2. Pending petitions, matters under consideration
For pending requests like citizen petitions, petitions for stay of action, or petitions for administrative reconsideration of action, the agency does not start its response to the CC until it has responded to the petition. Requesters can monitor the status of petitions at https://www.regulations.gov/. If a CC request is related to a matter or issue under active consideration by the FDA, it will stay open until the FDA issues a response. When requesters are seeking clarification on an existing CC response that they consider ambiguous, they must submit their request for clarification within 7 calendar days of the FDA original response. However, if the request is not sent within 7 calendar days of the FDA’s original response, the agency will consider it to be a new controlled correspondence.
3. Inactive ingredients
The Update on the Controlled Correspondence guidance also clarifies what kind of information the requester should include when seeking information on inactive ingredients in a drug product. The FDA recommends that requesters submit no more than 3 inactive ingredients for evaluation in a controlled correspondence, and no more than 3 proposed levels for a drug product. The request should also make sure to identify the reference listed drug (RLD), including the specific drug product strength.
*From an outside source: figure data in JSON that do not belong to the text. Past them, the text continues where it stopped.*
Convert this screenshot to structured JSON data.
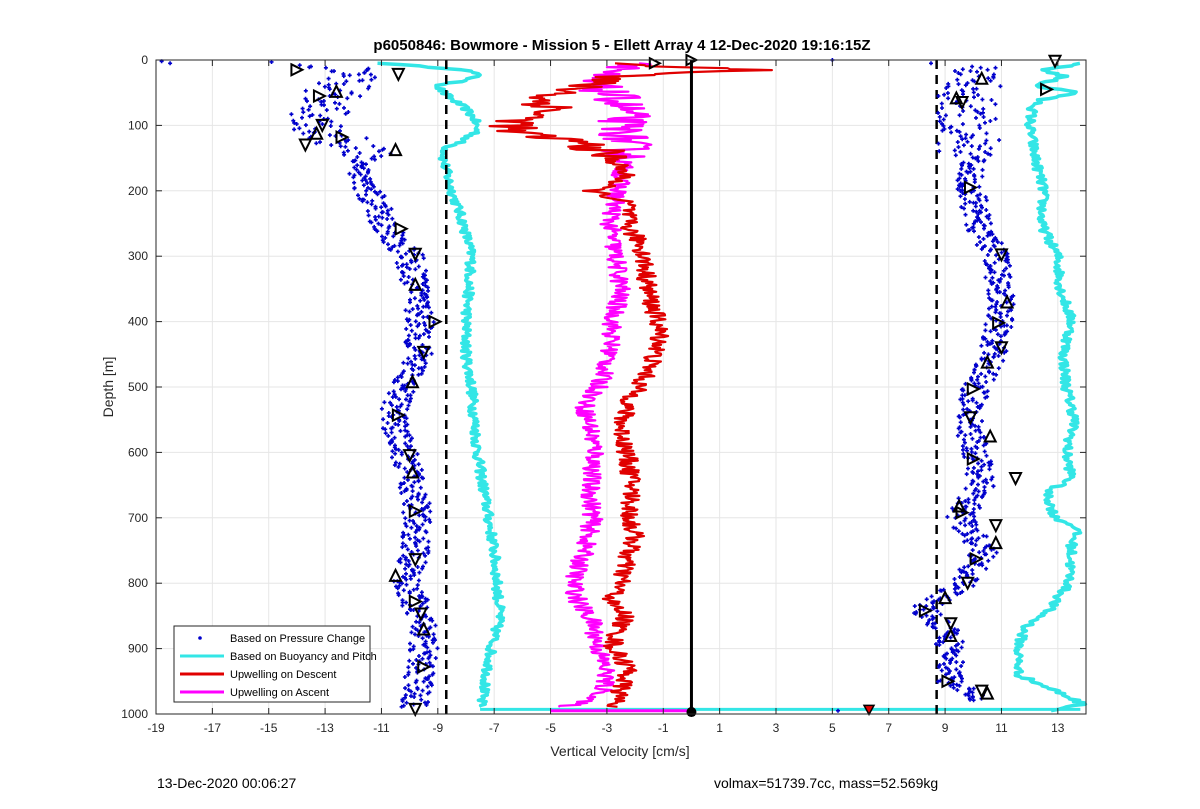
{
  "chart_data": {
    "type": "scatter",
    "title": "p6050846: Bowmore - Mission 5 - Ellett Array 4 12-Dec-2020 19:16:15Z",
    "xlabel": "Vertical Velocity [cm/s]",
    "ylabel": "Depth [m]",
    "xlim": [
      -19,
      14
    ],
    "ylim": [
      0,
      1000
    ],
    "y_reversed": true,
    "grid": true,
    "xticks": [
      -19,
      -17,
      -15,
      -13,
      -11,
      -9,
      -7,
      -5,
      -3,
      -1,
      1,
      3,
      5,
      7,
      9,
      11,
      13
    ],
    "yticks": [
      0,
      100,
      200,
      300,
      400,
      500,
      600,
      700,
      800,
      900,
      1000
    ],
    "legend_position": "bottom-left",
    "legend": [
      {
        "label": "Based on Pressure Change",
        "color": "#0000CC",
        "style": "marker"
      },
      {
        "label": "Based on Buoyancy and Pitch",
        "color": "#33E6E6",
        "style": "line"
      },
      {
        "label": "Upwelling on Descent",
        "color": "#E00000",
        "style": "line"
      },
      {
        "label": "Upwelling on Ascent",
        "color": "#FF00FF",
        "style": "line"
      }
    ],
    "reference_lines": [
      {
        "x": -8.7,
        "style": "dashed",
        "color": "#000000"
      },
      {
        "x": 8.7,
        "style": "dashed",
        "color": "#000000"
      },
      {
        "x": 0,
        "style": "solid",
        "color": "#000000"
      }
    ],
    "series": [
      {
        "name": "Based on Buoyancy and Pitch",
        "color": "#33E6E6",
        "segments": [
          {
            "depth": [
              5,
              15,
              25,
              40,
              50,
              60,
              75,
              90,
              110,
              125,
              135,
              150,
              170,
              200,
              250,
              300,
              350,
              400,
              450,
              500,
              550,
              600,
              650,
              700,
              750,
              800,
              850,
              900,
              950,
              990
            ],
            "velocity": [
              -11,
              -8,
              -7.5,
              -9,
              -8.8,
              -8.5,
              -8,
              -7.7,
              -7.6,
              -8.2,
              -8.7,
              -8.8,
              -8.7,
              -8.5,
              -8.1,
              -7.8,
              -7.9,
              -8,
              -8,
              -7.8,
              -7.7,
              -7.6,
              -7.4,
              -7.2,
              -7,
              -6.9,
              -6.8,
              -7.1,
              -7.3,
              -7.5
            ]
          },
          {
            "depth": [
              5,
              15,
              25,
              40,
              50,
              60,
              75,
              100,
              150,
              200,
              250,
              300,
              350,
              400,
              450,
              500,
              550,
              600,
              640,
              660,
              700,
              715,
              740,
              800,
              840,
              870,
              900,
              940,
              970,
              985,
              995
            ],
            "velocity": [
              13.9,
              12.5,
              13.2,
              12.2,
              13.8,
              12.4,
              12.1,
              12,
              12.2,
              12.5,
              12.4,
              13,
              13.1,
              13.5,
              13.2,
              13.3,
              13.6,
              13.3,
              13.5,
              12.6,
              12.9,
              13.7,
              13.5,
              13.4,
              12.7,
              11.8,
              11.6,
              11.6,
              13.2,
              13.9,
              12.8
            ]
          }
        ]
      },
      {
        "name": "Upwelling on Descent",
        "color": "#E00000",
        "depth": [
          5,
          15,
          25,
          35,
          50,
          60,
          75,
          90,
          110,
          125,
          140,
          160,
          180,
          200,
          220,
          240,
          260,
          280,
          300,
          330,
          360,
          400,
          430,
          450,
          480,
          500,
          530,
          560,
          600,
          650,
          700,
          730,
          760,
          800,
          830,
          850,
          870,
          900,
          930,
          960,
          990
        ],
        "velocity": [
          -3.5,
          2.5,
          -2.5,
          -3.5,
          -4.5,
          -5.5,
          -4.8,
          -6,
          -6.5,
          -4,
          -3.2,
          -2.6,
          -2.3,
          -3.5,
          -2.2,
          -2.3,
          -2.2,
          -1.8,
          -1.7,
          -1.6,
          -1.5,
          -1.2,
          -1.1,
          -1.3,
          -1.6,
          -1.9,
          -2.3,
          -2.5,
          -2.3,
          -2.1,
          -2.2,
          -2.0,
          -2.3,
          -2.5,
          -2.9,
          -2.3,
          -2.6,
          -2.8,
          -2.2,
          -2.5,
          -2.7
        ]
      },
      {
        "name": "Upwelling on Ascent",
        "color": "#FF00FF",
        "depth": [
          5,
          15,
          25,
          40,
          60,
          80,
          100,
          130,
          160,
          200,
          250,
          300,
          350,
          400,
          450,
          500,
          530,
          560,
          600,
          650,
          700,
          750,
          800,
          830,
          860,
          900,
          940,
          970,
          990
        ],
        "velocity": [
          -1.5,
          -2.5,
          -3.8,
          -3.4,
          -2.6,
          -2.3,
          -2.5,
          -2.3,
          -2.4,
          -2.6,
          -2.9,
          -2.7,
          -2.5,
          -2.8,
          -2.9,
          -3.3,
          -3.8,
          -3.6,
          -3.4,
          -3.6,
          -3.5,
          -3.8,
          -4.2,
          -4.0,
          -3.5,
          -3.3,
          -3.0,
          -3.2,
          -4.5
        ]
      }
    ],
    "pressure_change_samples": {
      "name": "Based on Pressure Change",
      "color": "#0000CC",
      "descent": {
        "depth": [
          10,
          30,
          60,
          100,
          130,
          150,
          180,
          220,
          260,
          300,
          350,
          400,
          450,
          500,
          550,
          600,
          650,
          700,
          750,
          800,
          850,
          900,
          950,
          990
        ],
        "velocity": [
          -12.5,
          -12,
          -13,
          -13.5,
          -12.2,
          -11.5,
          -11.8,
          -11.2,
          -10.8,
          -10,
          -9.8,
          -9.6,
          -9.7,
          -10.3,
          -10.6,
          -10.2,
          -9.9,
          -9.7,
          -9.8,
          -10.1,
          -9.6,
          -9.5,
          -9.7,
          -9.8
        ]
      },
      "ascent": {
        "depth": [
          10,
          30,
          60,
          100,
          150,
          200,
          250,
          300,
          350,
          400,
          450,
          500,
          550,
          600,
          650,
          700,
          750,
          800,
          840,
          870,
          900,
          950,
          980
        ],
        "velocity": [
          10.5,
          10,
          9.7,
          9.8,
          9.9,
          9.9,
          10.2,
          10.8,
          11,
          10.9,
          10.7,
          10.1,
          9.8,
          10.1,
          10.3,
          9.5,
          10.4,
          9.7,
          8.2,
          9,
          9.2,
          9.2,
          10.2
        ]
      }
    },
    "triangle_markers": {
      "descent": [
        [
          -14,
          15
        ],
        [
          -10.4,
          22
        ],
        [
          -12.6,
          48
        ],
        [
          -13.2,
          55
        ],
        [
          -13.1,
          100
        ],
        [
          -13.3,
          112
        ],
        [
          -12.4,
          118
        ],
        [
          -13.7,
          130
        ],
        [
          -10.5,
          137
        ],
        [
          -10.3,
          258
        ],
        [
          -9.8,
          297
        ],
        [
          -9.8,
          343
        ],
        [
          -9.1,
          400
        ],
        [
          -9.5,
          447
        ],
        [
          -9.9,
          492
        ],
        [
          -10.4,
          543
        ],
        [
          -10,
          605
        ],
        [
          -9.9,
          630
        ],
        [
          -9.8,
          690
        ],
        [
          -9.8,
          764
        ],
        [
          -10.5,
          788
        ],
        [
          -9.8,
          828
        ],
        [
          -9.6,
          847
        ],
        [
          -9.5,
          870
        ],
        [
          -9.5,
          928
        ],
        [
          -9.8,
          993
        ]
      ],
      "ascent": [
        [
          12.9,
          2
        ],
        [
          10.3,
          28
        ],
        [
          12.6,
          45
        ],
        [
          9.6,
          65
        ],
        [
          9.4,
          58
        ],
        [
          9.9,
          195
        ],
        [
          11,
          298
        ],
        [
          11.2,
          370
        ],
        [
          10.9,
          402
        ],
        [
          11,
          440
        ],
        [
          10.5,
          462
        ],
        [
          10,
          503
        ],
        [
          9.9,
          547
        ],
        [
          10.6,
          575
        ],
        [
          10,
          610
        ],
        [
          11.5,
          640
        ],
        [
          9.5,
          682
        ],
        [
          9.6,
          692
        ],
        [
          10.8,
          712
        ],
        [
          10.8,
          738
        ],
        [
          10.1,
          763
        ],
        [
          9.8,
          800
        ],
        [
          9,
          822
        ],
        [
          8.3,
          842
        ],
        [
          9.2,
          862
        ],
        [
          9.2,
          880
        ],
        [
          9.1,
          950
        ],
        [
          10.3,
          965
        ],
        [
          10.5,
          968
        ]
      ]
    },
    "special_markers": [
      {
        "x": -1.3,
        "y": 5
      },
      {
        "x": 0,
        "y": 0
      },
      {
        "x": 0,
        "y": 997
      },
      {
        "x": 6.3,
        "y": 993
      }
    ],
    "axis_point_labels": {
      "x_negative": "-3",
      "x_positive": "13"
    }
  },
  "footer": {
    "left": "13-Dec-2020 00:06:27",
    "right": "volmax=51739.7cc, mass=52.569kg"
  }
}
4. Outside controlled correspondence scope
Not all requests for information from generic manufacturers are appropriate for the CC process. Specifically, the agency will address BE guidance requests as part of the public process described in the Agency’s guidance for industry on “Bioequivalence Recommendations for Specific Products” and FDA’s good guidance practices regulation. Also, the FDA has decided to exclude the requests for BE clinical protocol review from CC if the RLD product is not subject to REMS ETASU. The update also states that the pre-ANDA meeting requests are not considered controlled correspondence.
5. FDA timeline for response
Under the reauthorization of Generic Drug User Fee Amendments (GDUFA), also called GDUFA II that went into effect on October 1, 2017, the FDA agreed to review and respond to 90% of standard controlled correspondence within 60 calendar days of submission, 90% of complex controlled correspondence within 120 calendar days of submission, and 90% of requests for clarifications within 14 calendar days of submission. In the case of multiple petitions, the response to the last pending petition starts the response period.